Dopo aver lavorato per qualche tempo in una fabbrica di Hayes, il suo
primo impiego vero e proprio fu come apprendista radiomeccanico proprio
vicino casa, negli hangar dell’aeroporto di Heatrow. Ritchie aveva sedici anni, e
le lunghe pause di inattività tipiche del suo impiego gli permisero di prendere
confidenza non solo con le tecniche di base dello strumento (finger style su
tutte), ma anche con la componentistica di una chitarra, cosa che lo portò ad
assemblarne una.
I Vampires, che poi cambieranno nome in The Dominators, sono stati il
primo gruppo a cui Blackmore si è unito; Mike Dee & The Jaywalkers il secondo. In mezzo, un’audizione non andata a buon fine con gli scenografici
Lord Sutch & The Savages, che a quell’epoca gli preferirono Rodger Mingaye.

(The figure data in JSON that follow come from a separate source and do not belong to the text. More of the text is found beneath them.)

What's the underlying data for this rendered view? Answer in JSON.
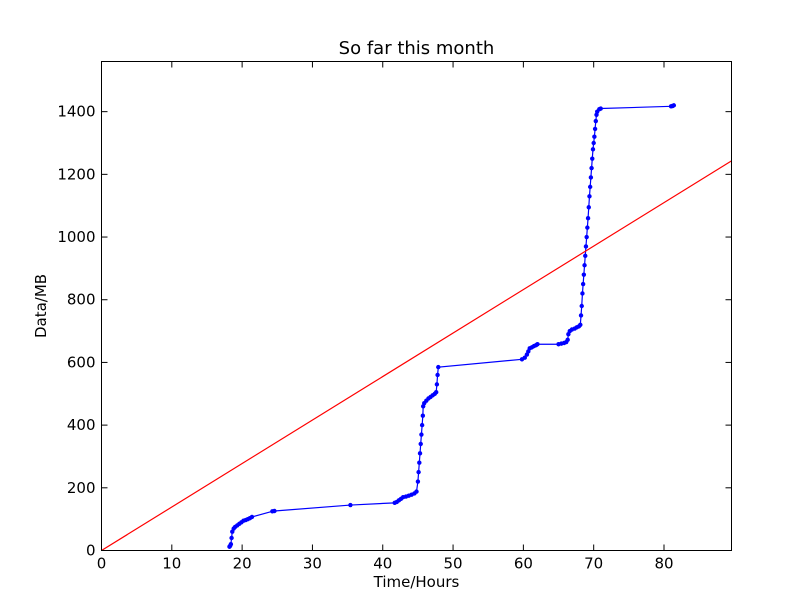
{
  "chart_data": {
    "type": "line",
    "title": "So far this month",
    "xlabel": "Time/Hours",
    "ylabel": "Data/MB",
    "xlim": [
      0,
      89.6
    ],
    "ylim": [
      0,
      1560
    ],
    "xticks": [
      0,
      10,
      20,
      30,
      40,
      50,
      60,
      70,
      80
    ],
    "yticks": [
      0,
      200,
      400,
      600,
      800,
      1000,
      1200,
      1400
    ],
    "grid": false,
    "series": [
      {
        "color": "#0000ff",
        "marker": "dot",
        "points": [
          [
            18.2,
            12
          ],
          [
            18.3,
            15
          ],
          [
            18.4,
            20
          ],
          [
            18.5,
            40
          ],
          [
            18.6,
            60
          ],
          [
            18.8,
            70
          ],
          [
            19.0,
            75
          ],
          [
            19.3,
            80
          ],
          [
            19.6,
            85
          ],
          [
            19.9,
            90
          ],
          [
            20.2,
            95
          ],
          [
            20.5,
            97
          ],
          [
            20.8,
            100
          ],
          [
            21.1,
            103
          ],
          [
            21.4,
            107
          ],
          [
            24.3,
            125
          ],
          [
            24.6,
            126
          ],
          [
            35.4,
            145
          ],
          [
            41.7,
            152
          ],
          [
            42.0,
            155
          ],
          [
            42.3,
            160
          ],
          [
            42.6,
            165
          ],
          [
            42.9,
            170
          ],
          [
            43.3,
            172
          ],
          [
            43.7,
            175
          ],
          [
            44.1,
            178
          ],
          [
            44.5,
            182
          ],
          [
            44.8,
            188
          ],
          [
            45.0,
            220
          ],
          [
            45.1,
            250
          ],
          [
            45.2,
            280
          ],
          [
            45.3,
            310
          ],
          [
            45.4,
            340
          ],
          [
            45.5,
            370
          ],
          [
            45.6,
            400
          ],
          [
            45.7,
            430
          ],
          [
            45.75,
            460
          ],
          [
            45.9,
            470
          ],
          [
            46.2,
            478
          ],
          [
            46.5,
            485
          ],
          [
            46.8,
            490
          ],
          [
            47.1,
            495
          ],
          [
            47.4,
            500
          ],
          [
            47.6,
            505
          ],
          [
            47.7,
            530
          ],
          [
            47.8,
            560
          ],
          [
            47.9,
            585
          ],
          [
            59.8,
            610
          ],
          [
            60.2,
            615
          ],
          [
            60.5,
            625
          ],
          [
            60.7,
            635
          ],
          [
            60.9,
            645
          ],
          [
            61.2,
            648
          ],
          [
            61.5,
            652
          ],
          [
            61.8,
            655
          ],
          [
            62.0,
            658
          ],
          [
            65.0,
            658
          ],
          [
            65.4,
            660
          ],
          [
            65.8,
            662
          ],
          [
            66.1,
            665
          ],
          [
            66.3,
            672
          ],
          [
            66.4,
            690
          ],
          [
            66.6,
            700
          ],
          [
            66.9,
            705
          ],
          [
            67.3,
            708
          ],
          [
            67.6,
            712
          ],
          [
            67.9,
            715
          ],
          [
            68.1,
            720
          ],
          [
            68.2,
            750
          ],
          [
            68.3,
            780
          ],
          [
            68.4,
            820
          ],
          [
            68.5,
            850
          ],
          [
            68.6,
            880
          ],
          [
            68.7,
            910
          ],
          [
            68.8,
            940
          ],
          [
            68.9,
            970
          ],
          [
            69.0,
            1000
          ],
          [
            69.1,
            1030
          ],
          [
            69.2,
            1060
          ],
          [
            69.3,
            1095
          ],
          [
            69.4,
            1130
          ],
          [
            69.5,
            1160
          ],
          [
            69.6,
            1190
          ],
          [
            69.7,
            1220
          ],
          [
            69.8,
            1250
          ],
          [
            69.9,
            1280
          ],
          [
            70.0,
            1300
          ],
          [
            70.1,
            1320
          ],
          [
            70.2,
            1345
          ],
          [
            70.3,
            1370
          ],
          [
            70.4,
            1390
          ],
          [
            70.5,
            1400
          ],
          [
            70.8,
            1408
          ],
          [
            71.0,
            1410
          ],
          [
            81.0,
            1417
          ],
          [
            81.2,
            1418
          ],
          [
            81.4,
            1420
          ]
        ]
      },
      {
        "color": "#ff0000",
        "marker": "none",
        "points": [
          [
            0,
            0
          ],
          [
            89.6,
            1243
          ]
        ]
      }
    ]
  }
}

Ritchie ebbe un discreto successo insieme ai Jaywalkers, si impadronì definitivamente dello strumento e incise i primi brani in studio, prestazioni che gli
valsero la chiamata di colui che l’aveva scartato poco prima, Screaming Lord
Sutch (al secolo David Edward Sutch), impressionato dalle doti del giovane
talento. Una proposta che l’allora diciassettenne e squattrinato Blackmore accettò più per soldi che per gloria: sei mesi di stipendio a venti sterline a settimana, al quale si sarebbe aggiunto un notevole carico d’esperienza, bastarono
per strappargli un sì convinto.
Il passo successivo furono gli Outlaws, alle cui audizioni partecipò anche
il chitarrista dei Led Zeppelin, Jimmy Page, che poi pare avervi rinunciato a
causa della teatralità eccessiva del gruppo – elemento che invece non disturbava affatto Ritchie, ormai abituato, provenendo da una realtà simile.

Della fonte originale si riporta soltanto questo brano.